When I was a young Christian, my pastor would often say that too many Christians tend to: “get all they can, can all they get, then sit on their cans (and my mother and grandmother thought I wasn’t listening).” That’s what Paul is addressing in this verse. Now that you’ve received God’s grace, now that His mercy has been poured out upon you, now that your sins are washed away and your heart has been made alive then don’t grow satisfied, lazy and cold. Don’t be lazy, instead be boiling over with love and zeal for serving God. Don’t pretend to love God, really love Him. Give yourself wholly to Him.
It’s ok to be a fanatic in today’s culture, as long as you aren’t a religious fanatic. You can be a sports fanatic. Many of us are – Boomer Sooner. You can be a food fanatic. Again, guilty. You can be a car fanatic. I love classic American muscle cars. You can even be a fanatic for music. I’m a bit eclectic in my music and love many different types and styles, but I love music. But the minute you talk about being crazy in love with God, people want you to calm down and get a grip on reality. Come on, religious fanaticism is what incites terrorism and religious acts of violence. Does it? I think it incites sacrifice and service. At least, it does if we love God the way He desires us to love Him – honestly, truthfully, and without hypocrisy.

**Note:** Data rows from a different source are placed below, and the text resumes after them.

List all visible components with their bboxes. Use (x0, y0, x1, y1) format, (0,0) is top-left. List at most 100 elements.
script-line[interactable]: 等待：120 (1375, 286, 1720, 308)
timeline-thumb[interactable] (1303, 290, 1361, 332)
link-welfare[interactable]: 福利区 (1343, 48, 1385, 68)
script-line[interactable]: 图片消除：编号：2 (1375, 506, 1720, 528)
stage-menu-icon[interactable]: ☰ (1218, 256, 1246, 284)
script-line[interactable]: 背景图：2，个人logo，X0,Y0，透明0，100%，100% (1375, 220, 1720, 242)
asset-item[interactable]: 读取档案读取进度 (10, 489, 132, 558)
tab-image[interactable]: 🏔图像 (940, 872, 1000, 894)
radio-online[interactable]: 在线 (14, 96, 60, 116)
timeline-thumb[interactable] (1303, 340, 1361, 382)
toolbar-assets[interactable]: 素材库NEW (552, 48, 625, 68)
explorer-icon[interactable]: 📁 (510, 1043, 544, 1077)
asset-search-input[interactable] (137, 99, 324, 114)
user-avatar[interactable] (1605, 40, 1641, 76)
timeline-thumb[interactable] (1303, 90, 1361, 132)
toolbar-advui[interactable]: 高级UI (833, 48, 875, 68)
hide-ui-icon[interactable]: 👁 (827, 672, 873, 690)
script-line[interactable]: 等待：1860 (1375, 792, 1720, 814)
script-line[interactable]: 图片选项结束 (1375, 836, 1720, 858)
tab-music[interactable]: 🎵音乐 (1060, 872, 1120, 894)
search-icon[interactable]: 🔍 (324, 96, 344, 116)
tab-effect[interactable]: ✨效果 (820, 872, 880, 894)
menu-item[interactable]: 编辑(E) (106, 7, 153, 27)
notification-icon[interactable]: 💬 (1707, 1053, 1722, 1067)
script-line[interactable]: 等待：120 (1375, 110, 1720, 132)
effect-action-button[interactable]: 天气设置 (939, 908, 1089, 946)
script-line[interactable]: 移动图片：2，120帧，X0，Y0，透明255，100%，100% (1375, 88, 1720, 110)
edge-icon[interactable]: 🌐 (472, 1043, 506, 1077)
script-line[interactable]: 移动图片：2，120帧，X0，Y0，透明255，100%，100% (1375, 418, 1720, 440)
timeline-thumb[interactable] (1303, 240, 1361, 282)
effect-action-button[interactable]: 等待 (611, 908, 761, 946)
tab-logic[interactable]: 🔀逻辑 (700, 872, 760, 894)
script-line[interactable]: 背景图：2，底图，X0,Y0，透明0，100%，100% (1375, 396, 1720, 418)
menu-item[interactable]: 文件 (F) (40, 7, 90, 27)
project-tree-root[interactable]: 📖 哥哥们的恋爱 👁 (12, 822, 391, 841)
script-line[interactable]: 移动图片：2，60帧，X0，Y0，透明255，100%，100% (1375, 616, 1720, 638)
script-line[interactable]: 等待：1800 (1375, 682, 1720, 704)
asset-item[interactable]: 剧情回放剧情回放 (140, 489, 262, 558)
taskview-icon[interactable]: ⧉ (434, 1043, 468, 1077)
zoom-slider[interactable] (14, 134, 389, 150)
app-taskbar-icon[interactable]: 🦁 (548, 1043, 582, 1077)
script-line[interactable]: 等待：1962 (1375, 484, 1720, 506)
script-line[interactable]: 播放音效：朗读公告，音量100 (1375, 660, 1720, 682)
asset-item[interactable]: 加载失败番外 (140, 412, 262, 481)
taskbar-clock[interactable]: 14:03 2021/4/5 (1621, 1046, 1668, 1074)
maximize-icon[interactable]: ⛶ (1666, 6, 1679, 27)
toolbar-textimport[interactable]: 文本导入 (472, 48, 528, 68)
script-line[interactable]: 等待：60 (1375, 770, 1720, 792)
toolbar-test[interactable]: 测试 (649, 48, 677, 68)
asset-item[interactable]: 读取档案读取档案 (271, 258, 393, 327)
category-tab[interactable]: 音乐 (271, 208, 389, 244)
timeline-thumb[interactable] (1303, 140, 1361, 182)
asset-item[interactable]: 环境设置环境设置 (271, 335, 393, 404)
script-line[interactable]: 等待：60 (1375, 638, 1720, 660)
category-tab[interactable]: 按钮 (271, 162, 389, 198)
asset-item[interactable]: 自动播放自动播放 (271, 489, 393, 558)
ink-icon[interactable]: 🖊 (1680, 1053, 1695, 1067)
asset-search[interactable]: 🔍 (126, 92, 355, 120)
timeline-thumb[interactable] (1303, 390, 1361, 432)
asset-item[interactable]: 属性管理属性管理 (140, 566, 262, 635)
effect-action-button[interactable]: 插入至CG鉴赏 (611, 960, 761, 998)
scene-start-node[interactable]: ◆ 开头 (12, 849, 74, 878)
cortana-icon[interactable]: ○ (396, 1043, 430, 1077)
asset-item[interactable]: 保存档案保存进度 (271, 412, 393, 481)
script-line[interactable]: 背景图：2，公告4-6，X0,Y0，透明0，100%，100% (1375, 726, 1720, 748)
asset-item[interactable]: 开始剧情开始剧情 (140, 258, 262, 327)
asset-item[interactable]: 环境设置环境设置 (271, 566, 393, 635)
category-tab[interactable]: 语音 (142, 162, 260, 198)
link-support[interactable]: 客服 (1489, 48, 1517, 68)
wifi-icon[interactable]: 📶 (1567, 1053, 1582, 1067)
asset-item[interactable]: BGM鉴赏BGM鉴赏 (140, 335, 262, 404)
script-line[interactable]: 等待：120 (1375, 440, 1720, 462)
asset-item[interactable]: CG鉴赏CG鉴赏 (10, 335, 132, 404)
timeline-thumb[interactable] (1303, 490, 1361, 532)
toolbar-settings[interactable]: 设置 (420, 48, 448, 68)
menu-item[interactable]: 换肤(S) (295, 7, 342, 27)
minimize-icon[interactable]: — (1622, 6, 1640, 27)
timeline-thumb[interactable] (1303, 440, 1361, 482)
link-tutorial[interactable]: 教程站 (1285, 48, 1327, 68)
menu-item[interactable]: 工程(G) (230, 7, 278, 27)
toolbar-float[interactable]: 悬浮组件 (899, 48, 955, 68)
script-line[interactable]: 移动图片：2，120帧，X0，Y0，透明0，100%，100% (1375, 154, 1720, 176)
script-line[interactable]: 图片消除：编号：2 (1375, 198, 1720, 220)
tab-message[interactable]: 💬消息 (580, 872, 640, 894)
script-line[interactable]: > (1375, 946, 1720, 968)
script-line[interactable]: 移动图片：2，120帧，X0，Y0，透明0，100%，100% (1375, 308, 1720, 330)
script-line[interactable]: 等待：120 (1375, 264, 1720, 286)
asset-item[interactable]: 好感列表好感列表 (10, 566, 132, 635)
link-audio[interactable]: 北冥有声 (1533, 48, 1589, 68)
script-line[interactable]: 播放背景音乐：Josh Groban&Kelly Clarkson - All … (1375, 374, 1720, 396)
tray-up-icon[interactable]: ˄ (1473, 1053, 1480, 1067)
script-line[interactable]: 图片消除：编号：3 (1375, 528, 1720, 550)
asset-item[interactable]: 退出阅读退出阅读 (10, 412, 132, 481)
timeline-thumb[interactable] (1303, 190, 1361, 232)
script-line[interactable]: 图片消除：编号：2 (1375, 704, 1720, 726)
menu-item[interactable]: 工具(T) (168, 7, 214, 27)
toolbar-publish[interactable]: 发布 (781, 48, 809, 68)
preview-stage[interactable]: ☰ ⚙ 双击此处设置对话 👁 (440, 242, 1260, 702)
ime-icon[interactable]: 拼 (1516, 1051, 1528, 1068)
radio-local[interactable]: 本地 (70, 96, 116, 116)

To love God is to lie exhausted and spent on the the battlefield in service Him.
Paul says, we should stop pretending to love God and truly begin to love Him the way He desires and deserves. Stop acting like you love God and really love Him. Stop putting on a show for everyone else to see and let Him take control. Detest what is evil and destroys what God created us to be. Instead, super glue yourself to what is good for others, what God desires in them and for them. Love like family. Be devoted to each other. Lead out in showing others how valuable they are in God’s sight. Do all of this with an intensity that might scare the world, but do it in such a way that you are serving God and others.
Don’t just act like you love God, LOVE God!